As part of a small research project, I recently looked into how exploitation of null pointer vulnerabilities could be mitigated on Windows. The problem with many of the recent vulnerabilities affecting Windows kernel components is that a large number of these issues can be exploited provided that the attacker maps and controls the contents of the null page. As many of you probably know, Windows allows non-privileged users to map the null page through functions such as NtAllocateVirtualMemory or NtMapViewOfFile.
Although there are multiple ways to approach the problem, the solution proposed relies on manipulation of virtual address descriptors (VADs) using a kernel-mode driver. As VADs are used to implement the PAGE_NOACCESS protection in Windows and contain special properties to secure address ranges in process memory, they can be used to deny null page access in both user and kernel space. The following paper details the proposed mitigation and suggests a possible implementation.

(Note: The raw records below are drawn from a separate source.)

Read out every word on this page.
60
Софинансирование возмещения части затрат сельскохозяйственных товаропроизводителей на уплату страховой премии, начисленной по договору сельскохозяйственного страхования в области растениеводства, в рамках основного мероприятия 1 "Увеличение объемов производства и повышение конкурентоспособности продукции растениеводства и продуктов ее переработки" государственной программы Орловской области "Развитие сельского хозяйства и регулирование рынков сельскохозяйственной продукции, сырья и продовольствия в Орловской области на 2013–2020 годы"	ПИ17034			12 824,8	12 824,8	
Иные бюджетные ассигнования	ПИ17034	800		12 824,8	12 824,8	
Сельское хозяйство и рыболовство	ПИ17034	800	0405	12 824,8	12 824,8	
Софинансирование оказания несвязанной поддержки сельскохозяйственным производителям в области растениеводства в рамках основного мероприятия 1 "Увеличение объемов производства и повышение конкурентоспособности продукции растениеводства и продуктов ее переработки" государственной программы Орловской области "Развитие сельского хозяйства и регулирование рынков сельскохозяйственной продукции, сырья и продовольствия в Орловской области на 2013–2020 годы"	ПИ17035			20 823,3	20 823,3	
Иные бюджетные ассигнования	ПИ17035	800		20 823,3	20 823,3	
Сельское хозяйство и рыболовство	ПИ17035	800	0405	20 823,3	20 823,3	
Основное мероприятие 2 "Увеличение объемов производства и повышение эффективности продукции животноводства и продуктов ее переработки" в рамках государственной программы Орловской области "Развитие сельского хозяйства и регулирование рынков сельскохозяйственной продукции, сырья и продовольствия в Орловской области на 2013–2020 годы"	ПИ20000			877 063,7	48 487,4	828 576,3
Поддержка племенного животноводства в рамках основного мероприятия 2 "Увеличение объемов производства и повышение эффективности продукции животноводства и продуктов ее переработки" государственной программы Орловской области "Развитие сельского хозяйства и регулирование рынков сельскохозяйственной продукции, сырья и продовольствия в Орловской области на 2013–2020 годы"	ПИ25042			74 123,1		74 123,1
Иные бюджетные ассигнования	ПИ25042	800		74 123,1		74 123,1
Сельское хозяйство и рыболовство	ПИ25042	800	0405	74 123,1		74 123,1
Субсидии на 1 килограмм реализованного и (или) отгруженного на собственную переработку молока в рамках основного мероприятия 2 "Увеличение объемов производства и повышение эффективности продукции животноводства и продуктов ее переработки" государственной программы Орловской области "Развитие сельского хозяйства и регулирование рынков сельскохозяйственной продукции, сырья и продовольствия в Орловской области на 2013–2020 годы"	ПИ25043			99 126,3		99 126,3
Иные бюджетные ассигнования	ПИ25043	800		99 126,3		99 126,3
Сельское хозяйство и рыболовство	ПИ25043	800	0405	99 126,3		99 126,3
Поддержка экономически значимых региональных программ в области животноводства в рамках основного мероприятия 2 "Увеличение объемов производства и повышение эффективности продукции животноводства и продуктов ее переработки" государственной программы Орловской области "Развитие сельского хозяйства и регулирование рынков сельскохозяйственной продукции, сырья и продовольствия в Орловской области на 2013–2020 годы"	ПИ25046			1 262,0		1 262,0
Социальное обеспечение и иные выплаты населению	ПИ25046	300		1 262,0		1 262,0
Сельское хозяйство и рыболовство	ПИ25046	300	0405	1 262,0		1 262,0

Abstract. One of the most prevalent bug classes affecting Windows kernel components today is undeniably NULL pointer dereferences. Unlike other platforms such as Linux, Windows (in staying true to backwards compatibility) allows non-privileged users to map the null page within the context of a user process. As kernel and user-mode components share the same virtual address space, an attacker may potentially be able to exploit kernel null dereference vulnerabilities by controlling the dereferenced data. In this paper, we propose a way to generically mitigate NULL pointer exploitation on Windows by restricting access to the lower portion of process memory using VAD manipulation. Importantly, as the proposed method employs features already present in the memory manager and does not introduce any offending hooks, it can be introduced on a wide range of Windows platforms. Additionally, because the mitigation only introduces minor changes at process creation-time, the performance cost is minimal.